El mueble-bar
Las sociedades emergentes se maquillan, se entaconan, intentan elevarse un poco por encima de la ola que las envuelve, buscándole la ventaja al viento. Se pudo ver en las películas del neorrealismo italiano o en las barriadas del Avilés industrial donde crecimos tantos. En aquel tiempo de Sica y Berlanga, el suelo proletario adquiría un brillo burgués, acentuado con cera y bayeta, y casi todos los hogares tenían un mueble-bar.
¿Quién convenció a los españoles de que la postguerra laboral había terminado y de que, en el tiempo obrero, se abría un hueco para el tintineo de los brandys?. Posiblemente la misma propaganda que blanqueó los delitos de Franco con el mito de la Transición y el invento de la UCD, otro artilugio de movimiento suave. El “centro político” brilló fatuo en el entreacto aunque se abandonó pronto, una vez que el régimen del dinero, a sus anchas desde el fin de la Guerra Civil, se acomodó tras la comparsa del bipartidismo. Y así tiramos décadas, entretenidos por la alternancia, hasta que llegó la indignación del 15 M.
Entonces, inquietos los dueños de la cosa ante la mera posibilidad de no ganar tanto, construyeron un nuevo aparato de ilusión política, el flamante partido de los Ciudadanos. Y brotaron del suelo, como por encanto, Rivera e Inés, dos chicos guapos y cabezudos en la procesión de las ensoñaciones ibéricas.
Sin embargo, en el culebrón político que nos entretiene desde entonces, con el poder en pura disputa, la derecha se abizarró y redescubrió el filón venezolano, mucho más bolivariana ella que el adversario. La sobreactuación prosperó a costa de los modales y, como en el Gran Levovski, la falange auténtica le dijo a Rivera “vete, no te quiero ver más, tu revolución se acabó”. Y el centro político se cerró con la discreción de los mueble-bares.

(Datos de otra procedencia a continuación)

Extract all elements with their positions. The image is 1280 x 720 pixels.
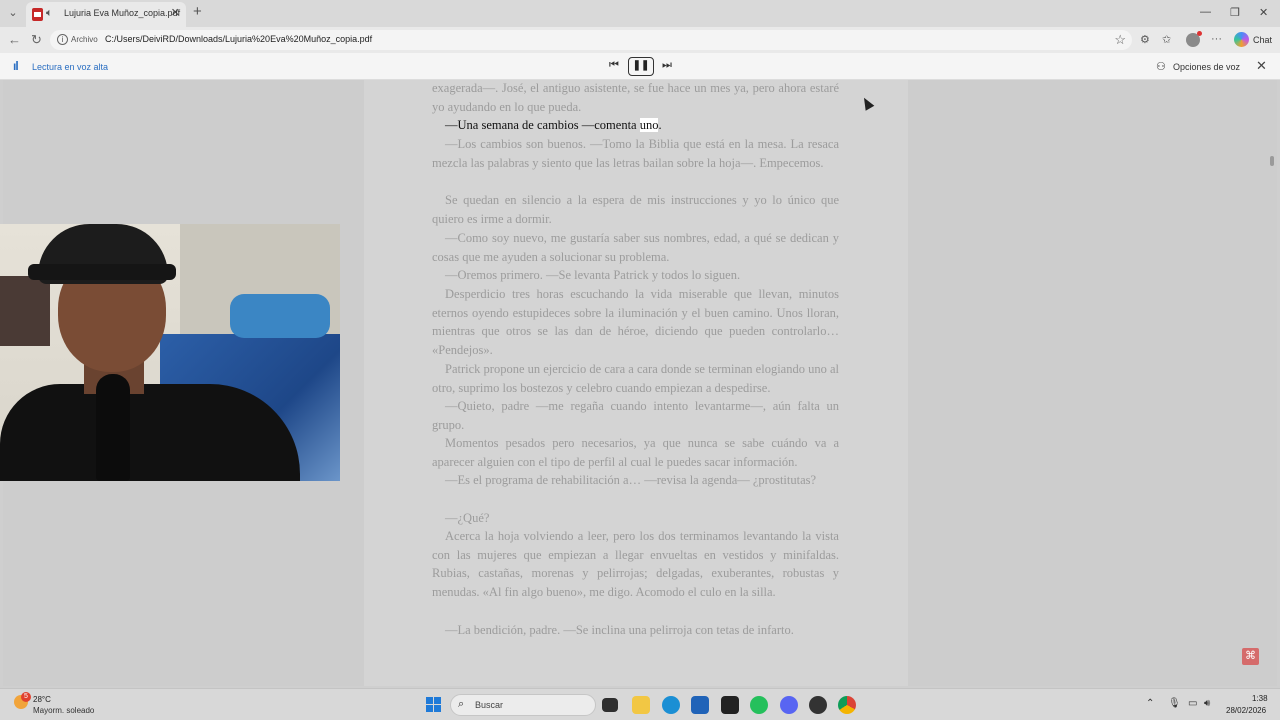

Reconozco que el mecanismo de bandeja y deslizamiento con que las copas se aprestaban a la mano, aprovechando el espacio contenido de los domicilios, era fascinador. Y no solo para los niños, que con todo derecho se dejaban imantar por la mecánica, sino para toda aquella España adolescente embriagada por el desarrollo. Quizá una pérdida doble, la del mueble y partido, si se acanalla el voto y triunfa ese estilo cayetano de comerse crudo al adversario.